The US Central Command combat surveillance video showed an Iraqi military vehicle hiding beneath a bridge. A smart bomb glided in from the right, destroying the vehicle but leaving the bridge intact.
Then came a surveillance picture of Iraqi military communications equipment atop a building within some 2,000-year-old ruins on the bank of the Tigris River, a historic site recognized by the UN.
In that case, American commanders decided not to strike.
These two targets, and the opposite decisions made as to whether to attack, illustrate the complicated task given to US war planners who are charged with destroying a government but not a country.
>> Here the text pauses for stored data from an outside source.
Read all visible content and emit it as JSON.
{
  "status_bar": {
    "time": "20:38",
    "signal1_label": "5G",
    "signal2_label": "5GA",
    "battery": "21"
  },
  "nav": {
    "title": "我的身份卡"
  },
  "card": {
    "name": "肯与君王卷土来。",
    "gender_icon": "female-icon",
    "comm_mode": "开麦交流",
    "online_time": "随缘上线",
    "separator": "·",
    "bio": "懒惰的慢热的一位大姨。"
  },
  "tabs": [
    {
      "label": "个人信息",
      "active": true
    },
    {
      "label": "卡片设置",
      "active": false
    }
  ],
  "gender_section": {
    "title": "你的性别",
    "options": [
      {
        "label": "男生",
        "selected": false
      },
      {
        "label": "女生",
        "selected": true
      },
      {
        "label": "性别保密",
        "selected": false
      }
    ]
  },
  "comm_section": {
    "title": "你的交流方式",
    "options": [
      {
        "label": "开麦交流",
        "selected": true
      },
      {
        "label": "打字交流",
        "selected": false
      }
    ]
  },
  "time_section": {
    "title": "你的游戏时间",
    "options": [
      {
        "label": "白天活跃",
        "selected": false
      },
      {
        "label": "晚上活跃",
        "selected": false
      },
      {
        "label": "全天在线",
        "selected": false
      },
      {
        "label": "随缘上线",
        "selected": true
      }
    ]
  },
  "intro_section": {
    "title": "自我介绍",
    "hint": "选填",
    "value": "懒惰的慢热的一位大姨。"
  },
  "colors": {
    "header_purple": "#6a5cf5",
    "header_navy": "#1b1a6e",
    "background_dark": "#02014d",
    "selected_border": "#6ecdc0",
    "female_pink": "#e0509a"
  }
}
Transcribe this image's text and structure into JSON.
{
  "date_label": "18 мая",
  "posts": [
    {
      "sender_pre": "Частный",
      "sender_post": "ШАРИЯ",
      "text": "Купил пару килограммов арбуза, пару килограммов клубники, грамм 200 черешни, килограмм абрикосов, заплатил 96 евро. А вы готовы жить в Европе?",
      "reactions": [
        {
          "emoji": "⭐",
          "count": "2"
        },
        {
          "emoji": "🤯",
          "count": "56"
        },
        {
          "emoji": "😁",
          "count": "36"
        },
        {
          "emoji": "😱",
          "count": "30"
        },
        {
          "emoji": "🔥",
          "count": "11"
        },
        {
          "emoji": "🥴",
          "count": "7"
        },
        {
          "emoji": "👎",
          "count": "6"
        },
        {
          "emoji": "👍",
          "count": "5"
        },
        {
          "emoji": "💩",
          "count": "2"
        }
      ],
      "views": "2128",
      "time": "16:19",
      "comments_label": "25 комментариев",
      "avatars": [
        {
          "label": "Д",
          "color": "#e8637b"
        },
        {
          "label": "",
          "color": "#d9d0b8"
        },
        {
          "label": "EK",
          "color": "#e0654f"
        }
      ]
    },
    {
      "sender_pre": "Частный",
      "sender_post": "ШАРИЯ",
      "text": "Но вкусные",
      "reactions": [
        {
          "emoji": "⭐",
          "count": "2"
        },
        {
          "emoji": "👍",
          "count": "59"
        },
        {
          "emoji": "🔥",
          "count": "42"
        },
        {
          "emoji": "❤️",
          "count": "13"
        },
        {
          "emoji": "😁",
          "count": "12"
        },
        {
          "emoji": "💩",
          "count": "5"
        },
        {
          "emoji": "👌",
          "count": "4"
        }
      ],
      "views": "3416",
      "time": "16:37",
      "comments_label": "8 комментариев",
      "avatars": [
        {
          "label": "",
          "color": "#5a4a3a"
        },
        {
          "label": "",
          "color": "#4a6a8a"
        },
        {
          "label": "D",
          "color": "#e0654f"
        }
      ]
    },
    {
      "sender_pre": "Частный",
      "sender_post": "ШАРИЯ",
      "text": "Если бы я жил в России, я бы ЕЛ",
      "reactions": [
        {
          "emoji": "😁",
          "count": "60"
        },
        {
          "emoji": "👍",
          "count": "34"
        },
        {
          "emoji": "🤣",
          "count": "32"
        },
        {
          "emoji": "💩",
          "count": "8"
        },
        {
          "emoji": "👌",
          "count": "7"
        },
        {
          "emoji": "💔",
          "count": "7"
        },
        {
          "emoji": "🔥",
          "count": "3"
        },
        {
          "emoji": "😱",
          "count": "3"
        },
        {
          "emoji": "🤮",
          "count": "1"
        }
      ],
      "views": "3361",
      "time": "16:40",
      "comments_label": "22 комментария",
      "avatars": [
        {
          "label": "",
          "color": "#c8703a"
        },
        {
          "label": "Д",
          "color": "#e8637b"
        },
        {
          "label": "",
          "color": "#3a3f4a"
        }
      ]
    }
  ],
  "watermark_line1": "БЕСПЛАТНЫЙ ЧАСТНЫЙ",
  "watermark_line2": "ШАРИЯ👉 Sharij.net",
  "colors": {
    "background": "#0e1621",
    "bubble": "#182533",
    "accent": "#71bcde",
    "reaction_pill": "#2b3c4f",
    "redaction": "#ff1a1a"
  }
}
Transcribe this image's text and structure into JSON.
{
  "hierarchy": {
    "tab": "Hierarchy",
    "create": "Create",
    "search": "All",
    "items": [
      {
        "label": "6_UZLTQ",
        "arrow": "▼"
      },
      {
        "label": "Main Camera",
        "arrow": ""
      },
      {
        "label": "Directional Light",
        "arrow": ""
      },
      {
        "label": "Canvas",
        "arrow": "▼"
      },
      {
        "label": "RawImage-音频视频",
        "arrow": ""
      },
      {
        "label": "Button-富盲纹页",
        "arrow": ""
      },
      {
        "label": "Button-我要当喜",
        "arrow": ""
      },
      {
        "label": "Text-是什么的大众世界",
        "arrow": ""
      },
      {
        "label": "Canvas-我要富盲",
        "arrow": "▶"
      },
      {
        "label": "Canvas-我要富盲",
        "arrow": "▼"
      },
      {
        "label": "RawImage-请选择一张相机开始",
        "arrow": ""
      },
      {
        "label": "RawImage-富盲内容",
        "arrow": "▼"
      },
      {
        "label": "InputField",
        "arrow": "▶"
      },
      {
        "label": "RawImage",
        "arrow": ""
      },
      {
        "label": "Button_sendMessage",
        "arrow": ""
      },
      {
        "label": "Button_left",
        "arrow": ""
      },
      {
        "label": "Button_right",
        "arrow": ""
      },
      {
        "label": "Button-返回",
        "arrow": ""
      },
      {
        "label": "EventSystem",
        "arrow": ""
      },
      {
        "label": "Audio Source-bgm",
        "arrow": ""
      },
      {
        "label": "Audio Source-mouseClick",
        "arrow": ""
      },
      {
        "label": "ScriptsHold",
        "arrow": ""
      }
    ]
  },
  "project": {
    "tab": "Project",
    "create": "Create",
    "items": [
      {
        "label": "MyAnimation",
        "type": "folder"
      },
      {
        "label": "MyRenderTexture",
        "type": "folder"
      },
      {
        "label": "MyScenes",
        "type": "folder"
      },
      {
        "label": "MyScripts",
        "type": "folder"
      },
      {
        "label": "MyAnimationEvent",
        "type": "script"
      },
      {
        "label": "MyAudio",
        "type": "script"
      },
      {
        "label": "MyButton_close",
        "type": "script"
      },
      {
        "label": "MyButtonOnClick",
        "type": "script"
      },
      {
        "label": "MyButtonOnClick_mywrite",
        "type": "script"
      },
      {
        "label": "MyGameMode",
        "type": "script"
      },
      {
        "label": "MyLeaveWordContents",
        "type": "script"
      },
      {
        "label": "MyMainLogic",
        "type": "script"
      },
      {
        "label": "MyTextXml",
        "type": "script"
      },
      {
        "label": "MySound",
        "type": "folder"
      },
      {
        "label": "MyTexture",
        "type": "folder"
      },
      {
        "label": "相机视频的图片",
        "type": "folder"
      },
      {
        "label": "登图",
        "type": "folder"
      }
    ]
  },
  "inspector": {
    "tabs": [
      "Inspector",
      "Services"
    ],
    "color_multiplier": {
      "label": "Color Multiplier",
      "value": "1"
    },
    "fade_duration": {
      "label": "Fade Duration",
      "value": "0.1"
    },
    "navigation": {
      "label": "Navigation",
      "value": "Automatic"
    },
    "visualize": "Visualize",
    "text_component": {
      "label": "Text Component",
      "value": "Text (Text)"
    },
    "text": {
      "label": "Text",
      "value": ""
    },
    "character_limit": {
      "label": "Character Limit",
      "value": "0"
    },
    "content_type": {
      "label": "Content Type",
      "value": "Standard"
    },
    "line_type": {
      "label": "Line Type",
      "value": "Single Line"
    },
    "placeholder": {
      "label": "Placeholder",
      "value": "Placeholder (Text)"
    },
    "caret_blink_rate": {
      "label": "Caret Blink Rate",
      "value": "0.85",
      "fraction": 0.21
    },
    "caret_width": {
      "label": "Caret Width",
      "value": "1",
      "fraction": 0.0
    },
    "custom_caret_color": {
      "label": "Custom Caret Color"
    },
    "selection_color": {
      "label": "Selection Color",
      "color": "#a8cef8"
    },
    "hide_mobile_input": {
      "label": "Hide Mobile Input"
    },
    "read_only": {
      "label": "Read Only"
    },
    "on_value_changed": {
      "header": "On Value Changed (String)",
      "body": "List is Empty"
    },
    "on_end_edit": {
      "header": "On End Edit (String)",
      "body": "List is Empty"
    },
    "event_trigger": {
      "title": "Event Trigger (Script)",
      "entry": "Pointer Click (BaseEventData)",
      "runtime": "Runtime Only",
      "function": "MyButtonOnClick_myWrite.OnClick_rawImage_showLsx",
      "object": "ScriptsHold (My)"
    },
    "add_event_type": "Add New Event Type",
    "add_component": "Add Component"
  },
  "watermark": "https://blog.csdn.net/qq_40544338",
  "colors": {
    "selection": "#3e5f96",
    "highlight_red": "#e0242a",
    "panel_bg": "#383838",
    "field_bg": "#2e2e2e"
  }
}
The military mission calls for coalition forces to topple President Saddam Hussein and rid his nation of any weapons of mass destruction that may be hidden there. At the same time, the war plan calls for leaving as much Iraqi infrastructure as possible standing to ease postwar reconstruction, and to minimize civilian deaths, as well as to quiet angry public opinion.
As the war enters its second week, however, military affairs experts ponder whether more indiscriminate bombing might, in the end, hasten victory and save the lives of US troops, and even spare more Iraqis the pain of a grinding ground war.
"We decided we would restrain the use of air power for reasons of humanity and world image," said Loren Thompson, an air power expert at the Lexington Institute, a policy research center here.
"We have imposed a burden on our campaign plan that may slow down victory and diminish the quality of the victory we achieve," he said.
US generals can ratchet up the violence delivered by air with just a command, Thompson noted, and they are expected to do so as US ground forces move to face Republican Guard troops encircling Baghdad.
The question is what measure of risks to civilian casualties and sensitive buildings like hospitals and schools will be considered acceptable in order to secure a speedier victory. This quandary has been placed upon US commanders by Saddam, who has ordered his forces arrayed in neighborhoods, even using hospitals as garrisons, according to Pentagon officials.
The mantra heard at almost every wartime press conference held by US Secretary of Defense Donald Rumsfeld or General Tommy Franks, the senior commander for the war, and his subordinates is that the US military will continue its efforts to exercise extreme prudence in targeting and attacks in order to minimize civilian deaths and damage to public works.
"We have a very, very deliberate process for targeting," said Brigadier General Vincent Brooks, deputy director of operations for the US Central Command, during a briefing in Qatar yesterday.
"It's unlike any other targeting process in the world. It takes into account all science. It takes into account all capability. And we do everything physically and scientifically possible to be precise in our targeting and also to minimize secondary effects, whether it's on people or on structures," he said.
But the second-guessing is well underway.
"Selective bombing is wrongheaded; perpetuating the regime causes more casualties, certainly among Iraqi troops, than `collateral damage' would," wrote Edward Luttwak, a senior fellow at the Center for Strategic and International Studies, in a commentary published by the Los Angeles Times yesterday.